Devido a realidade social que a cerca, Mariana acredita que sofre muito mais com o machismo do que com o racismo. “Volta e meia me perguntam se meu marido me deixa trabalhar, já que ele fica na capital e eu venho sozinha para o interior”, diz. “Uma vez, eu estava passando mal, meu marido veio me buscar e disse que escutou um homem dizendo que ele era corajoso por ter se casado com uma juíza.“No Piauí, o machismo é grande, é uma sociedade em que muitas mulheres ainda não têm vida profissional. Magistradas aqui não chegam nem a 70 entre os quase 300 juízes”, constata.

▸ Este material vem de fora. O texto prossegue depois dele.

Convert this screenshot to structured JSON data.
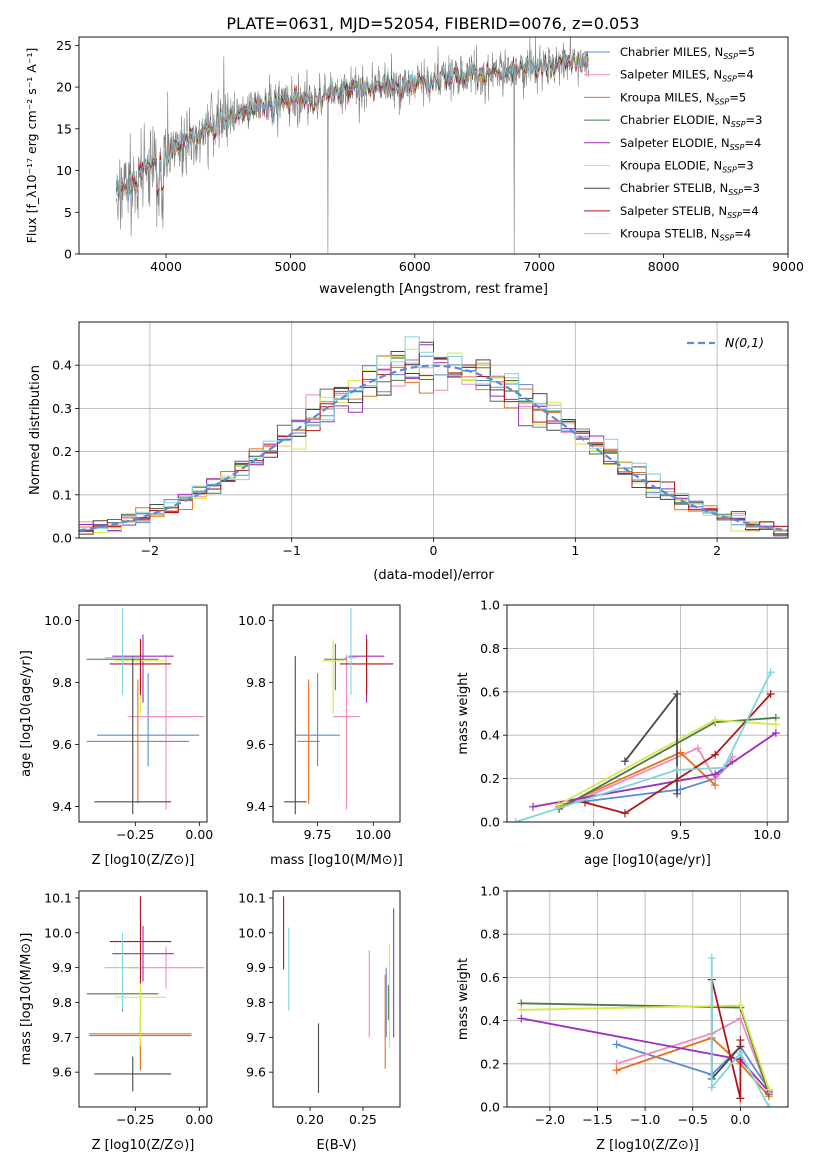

Em 2001, a jurista Ellen Gracie Northfleet foi a primeira mulher a ser ministra do Supremo Tribunal Federal (STF).
Para Mariana, é essencial que a resolução n° 255/2018 do Conselho Nacional de Justiça, que busca valorizar e incentivar a mulher no âmbito da magistratura e a participação feminina no Poder Judiciário, seja executada em plenitude.
Caminho judicial
Mariana percebe que há mais obstáculos para o gênero feminino conquistar reconhecimento no exercício de um cargo de autoridade. “No começo, foi mais difícil, eu era uma mulher jovem. Tinha 27 anos quando cheguei para assumir a magistratura com toda aquela carga de responsabilidade de ser a juíza que chegou para ‘resolver a cidade’. Além disso, sou negra e, querendo ou não, o racismo institucional existe na nossa sociedade.” Mariana percebeu as suspeitas que pairavam sobre ela. “As pessoas, mesmo que fosse sem querer, acabam pensando: será que ela tem competência para assumir aquele cargo?” Para mostrar seu valor, Mariana não apelou para a briga. “É aí que entra a importância do mérito: eu nunca fui de discutir ou de bater de frente com quem possa ter desconfiado do meu mérito para ser magistrada”, afirma. “A melhor forma de nós combatermos isso é mostrando nosso trabalho e o nosso lugar”, garante.
A vara única de Itainópolis, pela qual Mariana é responsável, envolve três cidades. “Eu lido com processos que vão de crime até casos de família”, ilustra.
A juíza também chama a atenção para casos de reconhecimento de paternidade e adoção unilateral. “Por trás de um pedido de pensão alimentícia, tem todo o abandono emocional. Nós vemos que o filho, às vezes, não quer nem o dinheiro da pensão em si, mas, sim, o reconhecimento de afetividade por parte um genitor que ficou anos afastado”, reflete.